Oleh karenanya, saya tidak mengerti, sebenarnya saudara-saudara kita yang berfaham Allah dimana-dimana, siapa sebenarnya yang mereka ikuti?! Nabi, para ulama salaf, ataukah…?!! Fikirkanlah!

.

c.4. Dalil Akal

Setiap akal manusia yang masih sehat, tentu akan mengakui ketinggian Alloh di atas makhluk-Nya. Hal tersebut dapat ditinjau dari dua segi:

Pertama: Ketinggian Alloh merupakan sifat yang mulia bagi Alloh.

Kedua: Kebalikan tinggi adalah rendah, sedang rendah merupakan sifat yang kurang bagi Alloh, Maha Suci Alloh dari sifat-sifat yang rendah.

.

c.5. Dalil Fithrah

  • Sesungguhnya Alloh telah memfithrahkan kepada seluruh makhluk-Nya, baik Arab maupun non-Arab dengan ketinggian Alloh. Marilah kita berpikir bersama di saat kita memanjatkan do’a kepada Alloh, ke manakah hati kita berjalan? Ke bawah atau ke atas? Manusia yang belum rusak fithrahnya tentu akan menjawab ke atas.
  • Pernah dikisahkan bahwa suatu hari Imam Abdul Malik al-Juwaini mengatakan dalam majelisnya, “Alloh tidak di mana-mana, sekarang ia berada di mana pun Dia berada.” Lantas bangkitlah seorang yang bernama Abu Ja’far al-Hamdani seraya berkata, “Wahai ustadz!
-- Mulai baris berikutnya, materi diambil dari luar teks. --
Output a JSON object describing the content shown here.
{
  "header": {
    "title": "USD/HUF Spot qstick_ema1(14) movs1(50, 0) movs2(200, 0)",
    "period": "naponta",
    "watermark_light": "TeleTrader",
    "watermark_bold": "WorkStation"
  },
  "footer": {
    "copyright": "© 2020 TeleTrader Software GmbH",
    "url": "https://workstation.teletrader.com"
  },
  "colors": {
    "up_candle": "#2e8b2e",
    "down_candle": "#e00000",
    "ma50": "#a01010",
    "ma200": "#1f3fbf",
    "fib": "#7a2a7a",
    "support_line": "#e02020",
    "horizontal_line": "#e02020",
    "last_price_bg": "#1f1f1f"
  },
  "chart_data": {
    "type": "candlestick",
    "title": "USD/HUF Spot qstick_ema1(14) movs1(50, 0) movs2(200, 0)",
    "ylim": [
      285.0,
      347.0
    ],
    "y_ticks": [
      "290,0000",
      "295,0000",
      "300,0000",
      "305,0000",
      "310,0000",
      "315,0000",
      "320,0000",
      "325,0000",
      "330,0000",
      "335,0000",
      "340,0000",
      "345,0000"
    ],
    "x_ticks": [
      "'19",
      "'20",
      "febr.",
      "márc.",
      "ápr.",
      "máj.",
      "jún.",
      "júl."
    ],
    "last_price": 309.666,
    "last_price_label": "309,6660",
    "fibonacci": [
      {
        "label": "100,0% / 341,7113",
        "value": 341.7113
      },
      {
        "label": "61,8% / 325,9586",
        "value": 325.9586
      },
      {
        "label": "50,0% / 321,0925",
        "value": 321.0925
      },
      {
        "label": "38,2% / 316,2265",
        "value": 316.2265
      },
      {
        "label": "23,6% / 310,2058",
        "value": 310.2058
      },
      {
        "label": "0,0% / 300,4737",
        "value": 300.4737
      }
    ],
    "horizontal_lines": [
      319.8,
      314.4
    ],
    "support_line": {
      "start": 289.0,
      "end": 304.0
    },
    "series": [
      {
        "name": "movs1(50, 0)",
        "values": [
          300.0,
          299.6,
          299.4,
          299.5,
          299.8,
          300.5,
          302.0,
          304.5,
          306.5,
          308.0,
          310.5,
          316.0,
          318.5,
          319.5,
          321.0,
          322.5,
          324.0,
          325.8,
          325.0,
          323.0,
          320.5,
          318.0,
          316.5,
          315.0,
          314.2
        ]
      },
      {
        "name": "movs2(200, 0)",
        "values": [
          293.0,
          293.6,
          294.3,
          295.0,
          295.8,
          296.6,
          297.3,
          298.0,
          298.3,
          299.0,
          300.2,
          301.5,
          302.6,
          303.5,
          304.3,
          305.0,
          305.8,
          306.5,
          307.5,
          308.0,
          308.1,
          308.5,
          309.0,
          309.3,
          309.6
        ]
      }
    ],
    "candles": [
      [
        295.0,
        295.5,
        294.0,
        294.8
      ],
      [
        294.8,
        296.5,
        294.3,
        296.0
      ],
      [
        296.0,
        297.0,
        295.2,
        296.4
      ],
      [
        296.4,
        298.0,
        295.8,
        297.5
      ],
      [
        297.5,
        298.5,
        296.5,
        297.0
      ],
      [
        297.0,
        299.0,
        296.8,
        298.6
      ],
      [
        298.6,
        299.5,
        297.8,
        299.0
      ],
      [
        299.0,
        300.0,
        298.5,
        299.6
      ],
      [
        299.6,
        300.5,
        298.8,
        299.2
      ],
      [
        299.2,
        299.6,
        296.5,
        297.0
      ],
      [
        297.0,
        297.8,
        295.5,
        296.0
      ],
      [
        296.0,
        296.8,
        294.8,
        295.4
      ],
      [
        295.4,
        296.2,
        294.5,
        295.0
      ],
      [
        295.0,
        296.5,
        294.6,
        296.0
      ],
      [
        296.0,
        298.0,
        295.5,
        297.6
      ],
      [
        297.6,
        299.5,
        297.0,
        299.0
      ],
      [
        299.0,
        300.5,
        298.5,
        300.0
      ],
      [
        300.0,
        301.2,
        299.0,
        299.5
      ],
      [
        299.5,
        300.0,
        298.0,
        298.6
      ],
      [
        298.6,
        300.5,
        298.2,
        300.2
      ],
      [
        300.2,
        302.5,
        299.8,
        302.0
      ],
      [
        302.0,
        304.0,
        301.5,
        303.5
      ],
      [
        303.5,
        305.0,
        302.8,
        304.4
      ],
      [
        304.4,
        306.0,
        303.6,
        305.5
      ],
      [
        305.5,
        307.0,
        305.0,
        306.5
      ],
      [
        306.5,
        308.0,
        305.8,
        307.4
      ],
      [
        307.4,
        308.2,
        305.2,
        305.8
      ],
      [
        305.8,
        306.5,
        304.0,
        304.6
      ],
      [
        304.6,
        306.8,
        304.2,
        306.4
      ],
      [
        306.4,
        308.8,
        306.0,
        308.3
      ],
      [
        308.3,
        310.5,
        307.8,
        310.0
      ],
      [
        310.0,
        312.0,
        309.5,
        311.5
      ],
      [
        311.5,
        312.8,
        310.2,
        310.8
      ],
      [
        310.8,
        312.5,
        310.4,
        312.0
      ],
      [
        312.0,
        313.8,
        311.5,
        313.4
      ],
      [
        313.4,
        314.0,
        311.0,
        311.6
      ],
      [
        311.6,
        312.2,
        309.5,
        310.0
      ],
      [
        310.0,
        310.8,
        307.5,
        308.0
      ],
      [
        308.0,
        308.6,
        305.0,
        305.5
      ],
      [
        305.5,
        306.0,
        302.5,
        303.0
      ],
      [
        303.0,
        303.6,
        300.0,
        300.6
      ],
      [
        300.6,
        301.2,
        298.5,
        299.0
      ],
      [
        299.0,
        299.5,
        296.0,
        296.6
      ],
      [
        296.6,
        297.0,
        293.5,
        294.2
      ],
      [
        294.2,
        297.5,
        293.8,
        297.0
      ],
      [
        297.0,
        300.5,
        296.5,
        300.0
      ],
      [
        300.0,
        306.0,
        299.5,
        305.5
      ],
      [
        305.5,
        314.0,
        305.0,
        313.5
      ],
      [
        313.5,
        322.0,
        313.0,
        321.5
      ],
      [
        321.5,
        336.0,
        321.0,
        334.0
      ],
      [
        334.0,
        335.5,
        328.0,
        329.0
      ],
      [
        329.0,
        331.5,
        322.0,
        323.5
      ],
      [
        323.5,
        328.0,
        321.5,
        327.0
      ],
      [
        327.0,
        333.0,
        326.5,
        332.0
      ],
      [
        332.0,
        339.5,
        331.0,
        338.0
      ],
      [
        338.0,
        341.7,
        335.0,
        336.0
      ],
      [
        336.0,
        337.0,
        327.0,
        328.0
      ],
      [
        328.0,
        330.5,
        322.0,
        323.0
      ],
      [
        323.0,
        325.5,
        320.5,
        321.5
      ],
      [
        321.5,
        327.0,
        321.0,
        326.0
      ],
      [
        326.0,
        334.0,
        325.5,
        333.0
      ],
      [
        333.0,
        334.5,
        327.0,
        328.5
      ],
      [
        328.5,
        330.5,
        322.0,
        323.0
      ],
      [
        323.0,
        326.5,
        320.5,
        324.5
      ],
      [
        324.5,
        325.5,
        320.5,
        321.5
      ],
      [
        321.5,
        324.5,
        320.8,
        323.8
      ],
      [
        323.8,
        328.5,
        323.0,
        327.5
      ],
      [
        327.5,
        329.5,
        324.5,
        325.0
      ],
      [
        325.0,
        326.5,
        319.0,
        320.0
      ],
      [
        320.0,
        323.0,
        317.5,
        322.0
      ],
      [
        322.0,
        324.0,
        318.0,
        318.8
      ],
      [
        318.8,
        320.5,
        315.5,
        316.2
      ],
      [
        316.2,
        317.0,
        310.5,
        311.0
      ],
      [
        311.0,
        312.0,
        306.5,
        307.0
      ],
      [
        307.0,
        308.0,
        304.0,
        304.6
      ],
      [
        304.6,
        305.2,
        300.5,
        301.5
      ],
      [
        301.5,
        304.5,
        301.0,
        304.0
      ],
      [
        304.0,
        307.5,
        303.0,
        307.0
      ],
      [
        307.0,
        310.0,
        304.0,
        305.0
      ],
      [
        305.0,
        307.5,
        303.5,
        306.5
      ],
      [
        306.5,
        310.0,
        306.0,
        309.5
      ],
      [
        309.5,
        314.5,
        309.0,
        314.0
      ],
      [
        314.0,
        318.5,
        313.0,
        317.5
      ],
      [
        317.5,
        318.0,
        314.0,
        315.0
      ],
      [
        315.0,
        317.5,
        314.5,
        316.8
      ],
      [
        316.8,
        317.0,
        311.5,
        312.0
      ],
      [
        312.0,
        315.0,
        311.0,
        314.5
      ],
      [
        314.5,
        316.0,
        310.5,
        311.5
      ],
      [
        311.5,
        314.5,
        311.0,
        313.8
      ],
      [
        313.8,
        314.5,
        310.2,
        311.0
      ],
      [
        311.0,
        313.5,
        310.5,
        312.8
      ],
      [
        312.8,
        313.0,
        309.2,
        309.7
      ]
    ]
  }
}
Kabarkanlah kepada kami tentang ketinggian Alloh yang sudah mengakar di hati kami, bagaimana kami menghilangkannya?” Abdul Malik al-Juwaini berteriak dan menampar kepalanya seraya mengatakan, “Al-Hamdani telah membuat diriku bingung, al-Hamdani telah membuat diriku bingung.”[36] Akhirnya Imam Juwaini pun mendapat hidayah Alloh dan kembali ke jalan yang benar. Semoga saudara-saudara kita yang tersesat bisa mengikuti jejak beliau.
  • Sebenarnya masih sangat banyak lagi dalil-dalil dalam masalah ini, semua ini telah dijelaskan oleh para ulama kita dalam kitab-kitab mereka. Bahkan di antara mereka ada yang membahas masalah ini dalam kitab tersendiri seperi Imam Dzahabi dalam bukunya al-‘Uluw lil Aliyyil Azhim.
  • Semoga Alloh merahmati Imam Ibnu Abil Izzi al-Hanafi yang telah mengatakan –setelah menyebutkan 18 segi dalil–, “Dan jenis-jenis dalil-dalil ini, seandainya dibukukan tersendiri, maka akan tertulis kurang lebih seribu dalil[37]. Oleh karena itu, kepada para penentang masalah ini, hendaknya menjawab dalil-dalil ini. Tapi sungguh sangatlah mustahil mereka mampu menjawabnya.” [38]

.

D. SYUBHAT DAN BANTAHANNYA

Adapun syubhat yang dilontarkan oleh Dr. Quraish Syihab:Karena ia menimbulkan kesan keberadaan tuhan pada satu tempat, hal yang mustahil bagi-Nya dan mustahil pula diucapkan oleh Nabi shallallahu ‘alaihi wa sallam”.

Jawaban:

Apabila yang maksud  “tempat” adalah yang tersirat dalam benak fikiran kita yaitu setiap yang meliputi dan membatasi seperti langit, bumi, kursi, arsy dan sebagainya maka benar hal itu mustahil bagi Allah karena Allah tidak mungkin dibatasi dan diliputi oleh makhluk, bahkan Dia lebih besar dan agung, bahkan kursi-Nya saja meliputi langit dan bumi. Allah f berfirman:

وَمَاقَدَرُوا اللهَ حَقَّ قَدْرِهِ وَاْلأَرْضُ جَمِيعًا قَبْضَتُهُ يَوْمَ الْقِيَامَةِ وَالسَّمَاوَاتُ مَطْوِيَّاتٌ بِيَمِينِهِ سُبْحَانَهُ وَتَعَالَى عَمَّا يُشْرِكُونَ

Dan mereka tidak mengagungkan Allah dengan pengagungan yang semestinya padahal bumi seluruhnya dalam genggaman-Nya pada hari kiamat dan langit digulung dengan tangan kanan-Nya. Maha Suci Tuhan dan Maha Tinggi Dia dari apa yang mereka persekutukan. (QS. Az-Zumar: 67).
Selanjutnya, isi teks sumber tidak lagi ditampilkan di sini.